Is there an ideal balance point between the doing and the planning or is the formula for social entrepreneurial success as individual as the people doing it, so it is nonsense even asking these questions? Surely it is not a black-and-white answer, if there even is any. Yet, I cannot help to think that there is something about the doing. I have heard so many successful social entrepreneurs tell how they didn’t really know what they went into or what exactly they were going to do, they just went out there ‘into the streets’ and interacted with a given target group until they began to understand the root of the problems and tried out with different solutions. Rocco Falconer is one of those social entrepreneurs.

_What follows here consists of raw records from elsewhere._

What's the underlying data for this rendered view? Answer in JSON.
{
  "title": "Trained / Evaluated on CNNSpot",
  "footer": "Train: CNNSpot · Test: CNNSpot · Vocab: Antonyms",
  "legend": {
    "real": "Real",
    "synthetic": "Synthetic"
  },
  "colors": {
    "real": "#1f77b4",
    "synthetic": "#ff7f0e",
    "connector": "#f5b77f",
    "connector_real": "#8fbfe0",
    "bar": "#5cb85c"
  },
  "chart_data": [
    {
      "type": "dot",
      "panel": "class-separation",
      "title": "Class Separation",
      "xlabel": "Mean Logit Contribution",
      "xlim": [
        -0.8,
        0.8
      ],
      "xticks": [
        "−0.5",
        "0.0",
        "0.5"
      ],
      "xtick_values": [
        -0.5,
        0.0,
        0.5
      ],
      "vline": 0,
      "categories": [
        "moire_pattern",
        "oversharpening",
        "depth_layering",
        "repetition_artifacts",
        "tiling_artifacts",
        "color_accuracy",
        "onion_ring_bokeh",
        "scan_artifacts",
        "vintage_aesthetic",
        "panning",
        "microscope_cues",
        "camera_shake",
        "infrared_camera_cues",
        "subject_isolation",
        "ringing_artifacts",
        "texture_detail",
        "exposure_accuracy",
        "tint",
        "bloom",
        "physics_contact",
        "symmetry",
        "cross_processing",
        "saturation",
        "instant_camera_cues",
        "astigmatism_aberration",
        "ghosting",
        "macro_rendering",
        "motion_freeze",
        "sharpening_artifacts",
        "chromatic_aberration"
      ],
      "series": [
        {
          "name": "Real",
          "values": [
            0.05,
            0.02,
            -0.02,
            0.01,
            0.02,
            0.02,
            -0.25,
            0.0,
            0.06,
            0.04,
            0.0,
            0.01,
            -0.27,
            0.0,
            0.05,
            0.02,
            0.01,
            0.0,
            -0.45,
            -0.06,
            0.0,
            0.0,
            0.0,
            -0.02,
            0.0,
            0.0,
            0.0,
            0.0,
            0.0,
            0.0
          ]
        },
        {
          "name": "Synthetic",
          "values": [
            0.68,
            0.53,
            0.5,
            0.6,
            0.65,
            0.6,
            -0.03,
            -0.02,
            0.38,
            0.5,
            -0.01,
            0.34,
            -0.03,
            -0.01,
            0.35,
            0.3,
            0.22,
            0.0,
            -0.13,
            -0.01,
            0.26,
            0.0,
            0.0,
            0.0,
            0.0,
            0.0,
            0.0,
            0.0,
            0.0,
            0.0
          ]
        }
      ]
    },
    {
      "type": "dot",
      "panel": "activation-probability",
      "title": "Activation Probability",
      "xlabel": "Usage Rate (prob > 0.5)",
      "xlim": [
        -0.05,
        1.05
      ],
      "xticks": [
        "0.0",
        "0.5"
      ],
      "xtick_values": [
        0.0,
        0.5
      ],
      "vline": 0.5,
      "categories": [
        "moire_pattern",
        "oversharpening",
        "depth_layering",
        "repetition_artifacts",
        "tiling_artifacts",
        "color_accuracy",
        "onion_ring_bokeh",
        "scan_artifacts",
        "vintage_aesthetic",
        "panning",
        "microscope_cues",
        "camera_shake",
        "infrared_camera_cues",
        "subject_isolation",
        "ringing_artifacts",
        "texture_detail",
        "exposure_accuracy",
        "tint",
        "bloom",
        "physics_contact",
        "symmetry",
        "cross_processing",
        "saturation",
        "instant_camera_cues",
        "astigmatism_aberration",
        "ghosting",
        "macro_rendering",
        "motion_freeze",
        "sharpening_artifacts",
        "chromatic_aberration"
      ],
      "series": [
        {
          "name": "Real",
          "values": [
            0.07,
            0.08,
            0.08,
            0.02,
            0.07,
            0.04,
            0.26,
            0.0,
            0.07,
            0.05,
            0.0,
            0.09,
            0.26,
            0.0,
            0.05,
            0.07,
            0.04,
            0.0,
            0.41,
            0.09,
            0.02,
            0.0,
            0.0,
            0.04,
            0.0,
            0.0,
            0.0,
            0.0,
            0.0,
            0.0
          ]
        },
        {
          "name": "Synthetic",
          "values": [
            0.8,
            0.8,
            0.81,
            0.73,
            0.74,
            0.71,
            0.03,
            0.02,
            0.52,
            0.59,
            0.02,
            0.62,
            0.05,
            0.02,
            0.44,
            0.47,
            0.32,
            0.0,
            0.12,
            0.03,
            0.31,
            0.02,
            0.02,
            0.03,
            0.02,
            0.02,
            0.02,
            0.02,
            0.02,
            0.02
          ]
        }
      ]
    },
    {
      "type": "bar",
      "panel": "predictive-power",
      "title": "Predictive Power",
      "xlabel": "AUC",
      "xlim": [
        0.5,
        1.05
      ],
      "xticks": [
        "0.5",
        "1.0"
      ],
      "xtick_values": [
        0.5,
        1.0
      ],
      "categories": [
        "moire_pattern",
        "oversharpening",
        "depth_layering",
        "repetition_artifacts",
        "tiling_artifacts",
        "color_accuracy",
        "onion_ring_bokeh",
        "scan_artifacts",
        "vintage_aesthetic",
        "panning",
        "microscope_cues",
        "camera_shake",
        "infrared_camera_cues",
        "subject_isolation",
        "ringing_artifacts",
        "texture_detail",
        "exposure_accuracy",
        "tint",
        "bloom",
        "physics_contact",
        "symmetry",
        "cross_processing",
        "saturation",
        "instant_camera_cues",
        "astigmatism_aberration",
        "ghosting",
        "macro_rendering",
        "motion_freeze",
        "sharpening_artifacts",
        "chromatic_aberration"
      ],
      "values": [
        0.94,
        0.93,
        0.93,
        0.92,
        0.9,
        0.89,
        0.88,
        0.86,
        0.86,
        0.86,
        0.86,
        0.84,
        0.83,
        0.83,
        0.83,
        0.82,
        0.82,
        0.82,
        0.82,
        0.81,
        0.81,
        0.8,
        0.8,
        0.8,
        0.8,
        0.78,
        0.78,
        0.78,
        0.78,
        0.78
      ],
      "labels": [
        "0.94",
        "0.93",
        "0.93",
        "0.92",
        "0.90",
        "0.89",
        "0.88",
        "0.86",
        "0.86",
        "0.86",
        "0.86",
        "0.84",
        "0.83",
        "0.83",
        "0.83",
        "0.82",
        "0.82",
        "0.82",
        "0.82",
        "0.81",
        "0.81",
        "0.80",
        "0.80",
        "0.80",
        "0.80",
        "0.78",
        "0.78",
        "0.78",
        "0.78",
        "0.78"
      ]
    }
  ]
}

With the above thoughts in mind, watch this inspiring TED-talk about how he, as a 22-year old fresh university graduate, from scratch started a social enterprise in Sierra Leone. Today his organization Planting Promises runs five interrelated projects that aims to generate wealth to the country through business, and from the profit, they have helped build several schools supplying free education for children and adults. “When we talk about poverty, we need to also talk about the poverty of aspiration,” Rocco Falconer says. Planting Promises is about fostering local sustainable growth, independent from foreign aid, and through business and education give people the capacity and inspiration to change their own lives.

The story of Rocco Falconer serves not only as a great inspiration, but also as an excellent example of how to get ‘on the change-making movement’ and find a way to contribute. The video speaks strongly to the ‘doer’ within us all. The inspirational writer and speaker Robin Sharma writes that “courage is not the absence of fear, but the willingness to walk through your fear in pursuit of a goal that is important to you.”

Maybe the key is, whether you predominantly are a doer or a planner, to get into the mindset of success, let the fear out of the closet such that you can walk through it instead, and then trust in your wings and take action. Let the doer and the planner befriend each other.